RelativePosition EmpiricalRule Chebyshev

Sam

Objectives:

Learn concept of relative position of an element of a data set.
Learn 2 measures of the relative position of a measurement.
1. percentile rank
2. z-score
Learn meaning of quartiles
Learn meaning of the five-number summary (box plot)

Percentile::Percent of data \(\leq\) the number.

1st Q = 25% 2nd Q = 50% (median) 3rd Q = 75%

5-number summary::Includes the 3 quartiles and the 2 extreme values (box plot) IQR::\(Q_3 - Q_1\)

Z-score::distance from the mean in units of standard deviation.

Z = \(\frac{Value - Mean}{St Dev}\)

The Empirical Rule::applies to normal distributions (bell-shaped and symmetric). It provides approximate percentages of data within specific standard deviations of the mean.
Key Points:
68% of the data falls within 1 standard deviation of the mean.
95% of the data falls within 2 standard deviations of the mean.
99.7% of the data falls within 3 standard deviations of the mean.
Use Case: This rule is commonly used when dealing with data that is approximately normally distributed.
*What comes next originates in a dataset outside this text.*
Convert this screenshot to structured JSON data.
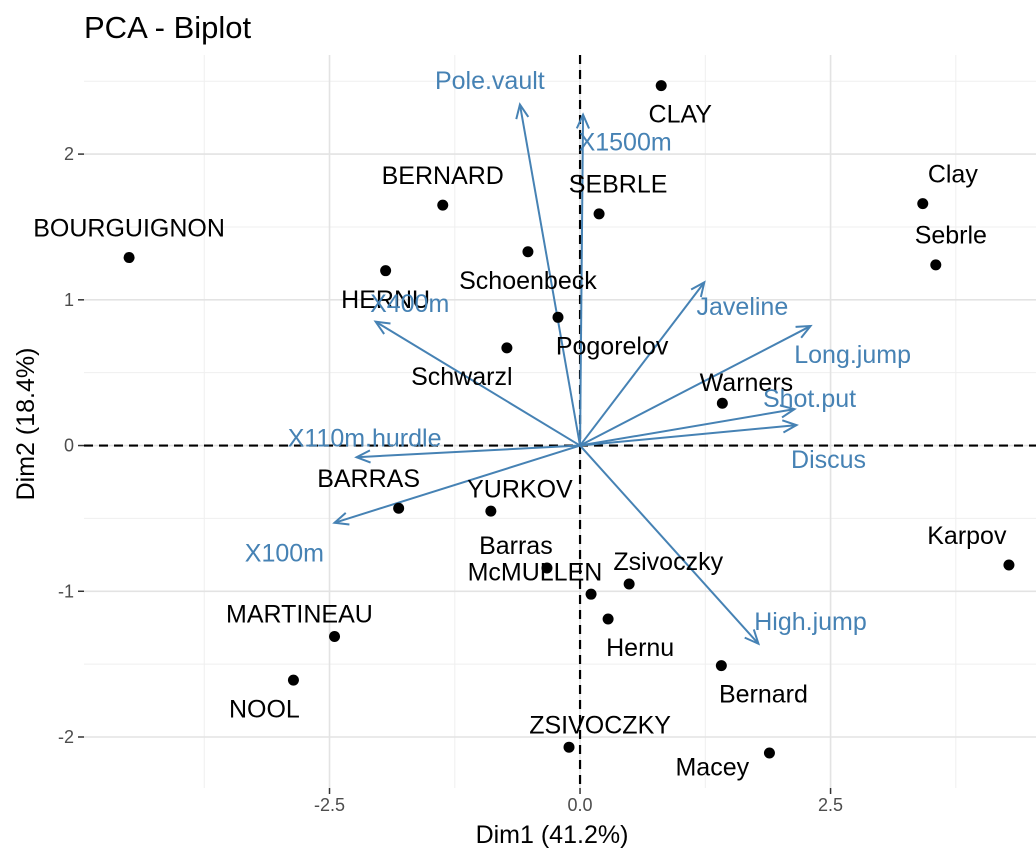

Chebyshev’s Theorem::applies to any distribution (not limited to normal distributions). It provides a minimum percentage of data that lies within a specified number of standard deviations from the mean.
Key Points:
For \(k\) standard deviations (where \(k > 1\)), at least \(1 - \frac{1}{k^2}\) of the data lies within \(k\) standard deviations of the mean.
- Example:
- For \(k = 2\), at least \(1 - \frac{1}{2^2} = 75\%\) of the data is within 2 standard deviations.
- For \(k = 3\), at least \(1 - \frac{1}{3^2} = 88.9\%\) of the data is within 3 standard deviations.
Use Case: This theorem is useful when the distribution shape is unknown or not normal.